HOFFEN AUF FRITZI MASSARY
Zurück ins Metropol-Theater im September 1932.
Mit mir ist nicht zu spaßen … Ich werde das Kind schon schaukeln … nehme die Sache selbst in die Hand, ich rette das Vaterland , singt Massary . Die Sache, die man Liebe nennt, ob einst, ob jetzt … wird überschätzt. Die ganze große Leidenschaft – la grande passion –, wenn’s auch mitunter Freuden schafft, was hat man schon davon?
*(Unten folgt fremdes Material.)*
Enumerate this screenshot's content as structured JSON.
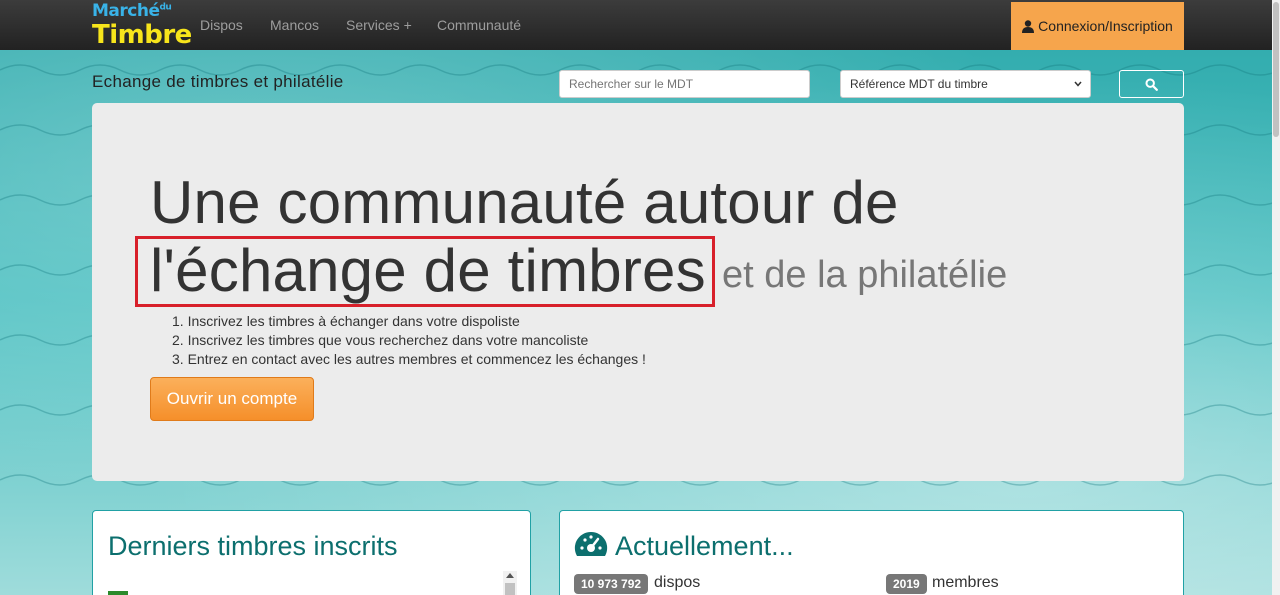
{
  "nav": {
    "logo_line1": "Marché",
    "logo_sup": "du",
    "logo_line2": "Timbre",
    "links": [
      "Dispos",
      "Mancos",
      "Services +",
      "Communauté"
    ],
    "login": "Connexion/Inscription"
  },
  "header": {
    "tagline": "Echange de timbres et philatélie",
    "search_placeholder": "Rechercher sur le MDT",
    "select_value": "Référence MDT du timbre"
  },
  "hero": {
    "line1": "Une communauté autour de",
    "line2": "l'échange de timbres",
    "line3": "et de la philatélie",
    "steps": [
      "1. Inscrivez les timbres à échanger dans votre dispoliste",
      "2. Inscrivez les timbres que vous recherchez dans votre mancoliste",
      "3. Entrez en contact avec les autres membres et commencez les échanges !"
    ],
    "cta": "Ouvrir un compte"
  },
  "panels": {
    "latest_title": "Derniers timbres inscrits",
    "now_title": "Actuellement...",
    "stats": [
      {
        "count": "10 973 792",
        "label": "dispos"
      },
      {
        "count": "2019",
        "label": "membres"
      }
    ]
  },
  "colors": {
    "accent_orange": "#f6a54c",
    "teal": "#35b6b8",
    "highlight_red": "#d8202a"
  }
}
Operetten wie Eine Frau, die weiß, was sie will brauchen ein Chanson, das der Hauptfigur auf den Leib geschrieben ist und dem Publikum noch Tage und Wochen im Kopf nachklingt. Fritzi Massary singt:
Was so die Gesellschaft redet zwischen Lunch und Dinner nachmittags bei Five o’clock von Madame X und Madame U. Am besten ist’s, man hörte den Leuten gar nicht zu! ‚Die hat ihren Mann betrogen, die ist dem Chauffeur gewogen.‘ Und man urteilt ganz en bloc: ‚Mit Mister Z ist sie intim, er hat mit ihr etwas und sie hat was mit ihm.‘ Warum soll eine Frau kein Verhältnis haben, kein Verhältnis haben, kein Verhältnis haben? Ist sie hübsch, wird man sagen: ‚Na die muss doch eins haben, ’s wär zu dumm!‘ Na, und wenn man schon so redet und sie hat keins, na dann ist es doch viel besser gleich, sie hat eins! Warum soll eine Frau kein Verhältnis haben? Können Sie mir sagen: Warum? Man lacht diskret und maliziös, und so entsteht die ganze Chronique scandaleuse!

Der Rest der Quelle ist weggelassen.